To extend this mechanism to larger groups, two basic principles must be followed:
* Starting with an "empty" key consisting only of ''g'', the secret is made by raising the current value to every participant's private exponent once, in any order (the first such exponentiation yields the participant's own public key).
* Any intermediate value (having up to ''N''&minus;1 exponents applied, where ''N'' is the number of participants in the group) may be revealed publicly, but the final value (having had all ''N'' exponents applied) constitutes the shared secret and hence must never be revealed publicly. Thus, each user must obtain their copy of the secret by applying their own private key last (otherwise there would be no way for the last contributor to communicate the final key to its recipient, as that last contributor would have turned the key into the very secret the group wished to protect).

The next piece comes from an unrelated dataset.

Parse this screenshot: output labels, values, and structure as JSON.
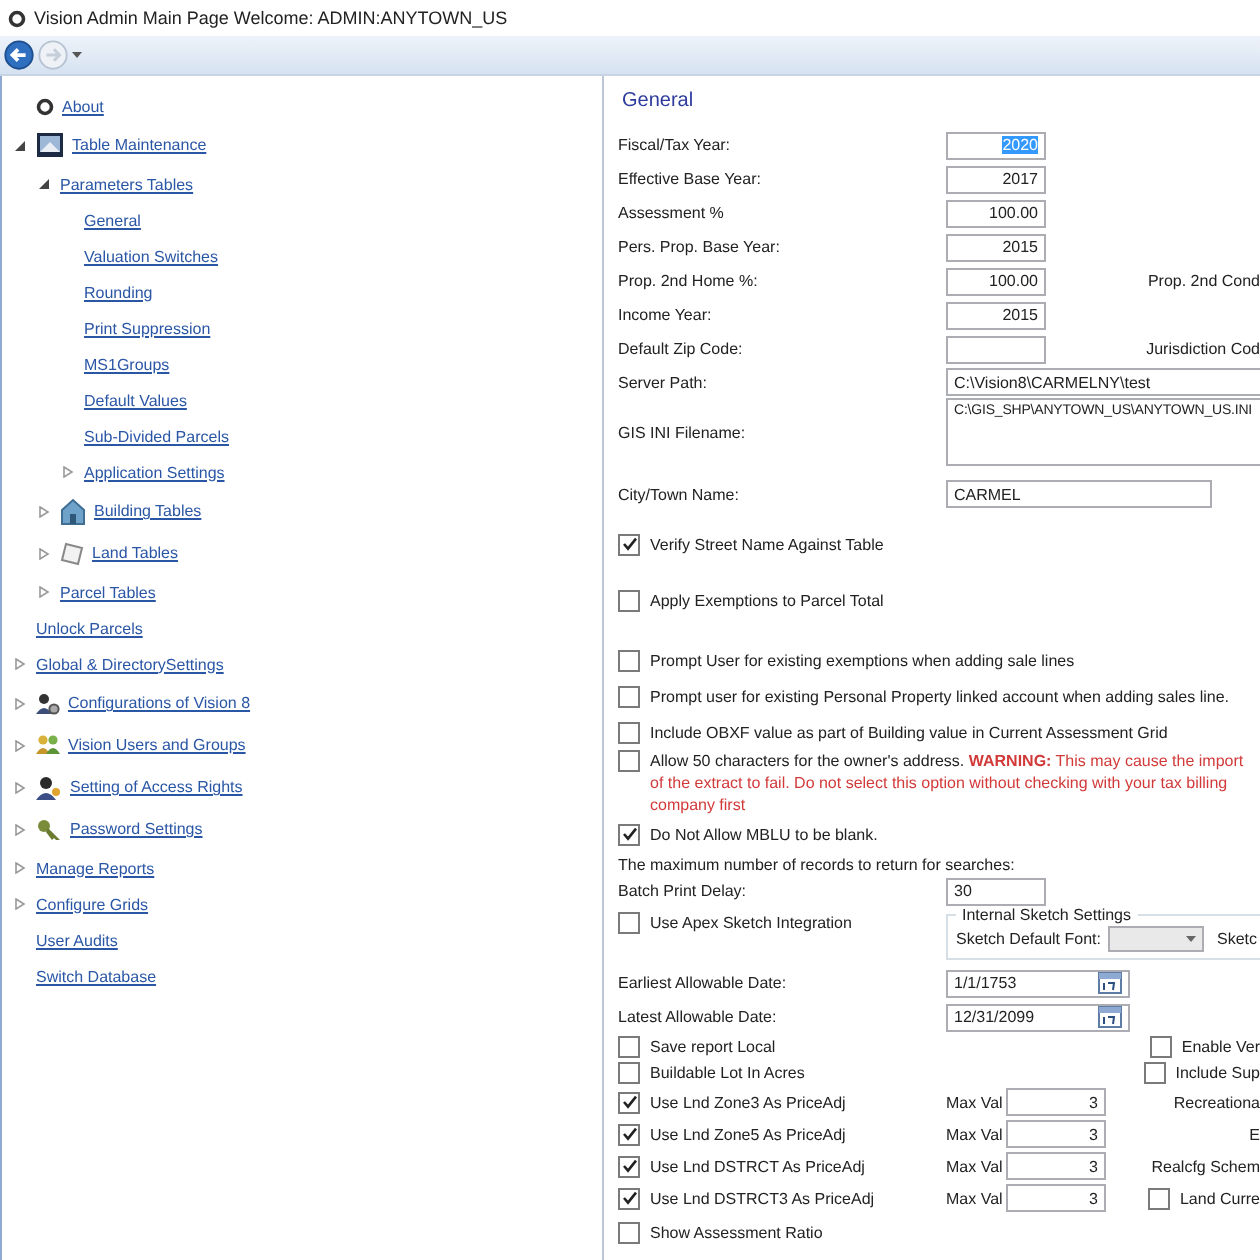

These principles leave open various options for choosing in which order participants contribute to keys. The simplest and most obvious solution is to arrange the ''N'' participants in a circle and have ''N'' keys rotate around the circle, until eventually every key has been contributed to by all ''N'' participants (ending with its owner) and each participant has contributed to ''N'' keys (ending with their own). However, this requires that every participant perform ''N'' modular exponentiations.

By choosing a more desirable order, and relying on the fact that keys can be duplicated, it is possible to reduce the number of modular exponentiations performed by each participant to {{math|log<sub>2</sub>(''N'') + 1}} using a [[Divide and conquer algorithms|divide-and-conquer-style]] approach, given here for eight participants:
# Participants A, B, C, and D each perform one exponentiation, yielding {{math|1={{var|g<sup>abcd</sup>}}}}; this value is sent to E, F, G, and H. In return, participants A, B, C, and D receive {{math|1={{var|g<sup>efgh</sup>}}}}.
# Participants A and B each perform one exponentiation, yielding {{math|1={{var|g<sup>efghab</sup>}}}}, which they send to C and D, while C and D do the same, yielding {{math|1={{var|g<sup>efghcd</sup>}}}}, which they send to A and B.
# Participant A performs an exponentiation, yielding {{math|1={{var|g<sup>efghcda</sup>}}}}, which it sends to B; similarly, B sends {{math|1={{var|g<sup>efghcdb</sup>}}}} to A. C and D do similarly.
# Participant A performs one final exponentiation, yielding the secret {{math|1={{var|g<sup>efghcdba</sup>}}}} = {{math|1={{var|g<sup>abcdefgh</sup>}}}}, while B does the same to get {{math|1={{var|g<sup>efghcdab</sup>}}}} = {{math|1={{var|g<sup>abcdefgh</sup>}}}}; again, C and D do similarly.
# Participants E through H simultaneously perform the same operations using {{math|1={{var|g<sup>abcd</sup>}}}} as their starting point.

Once this operation has been completed all participants will possess the secret {{math|1={{var|g<sup>abcdefgh</sup>}}}}, but each participant will have performed only four modular exponentiations, rather than the eight implied by a simple circular arrangement.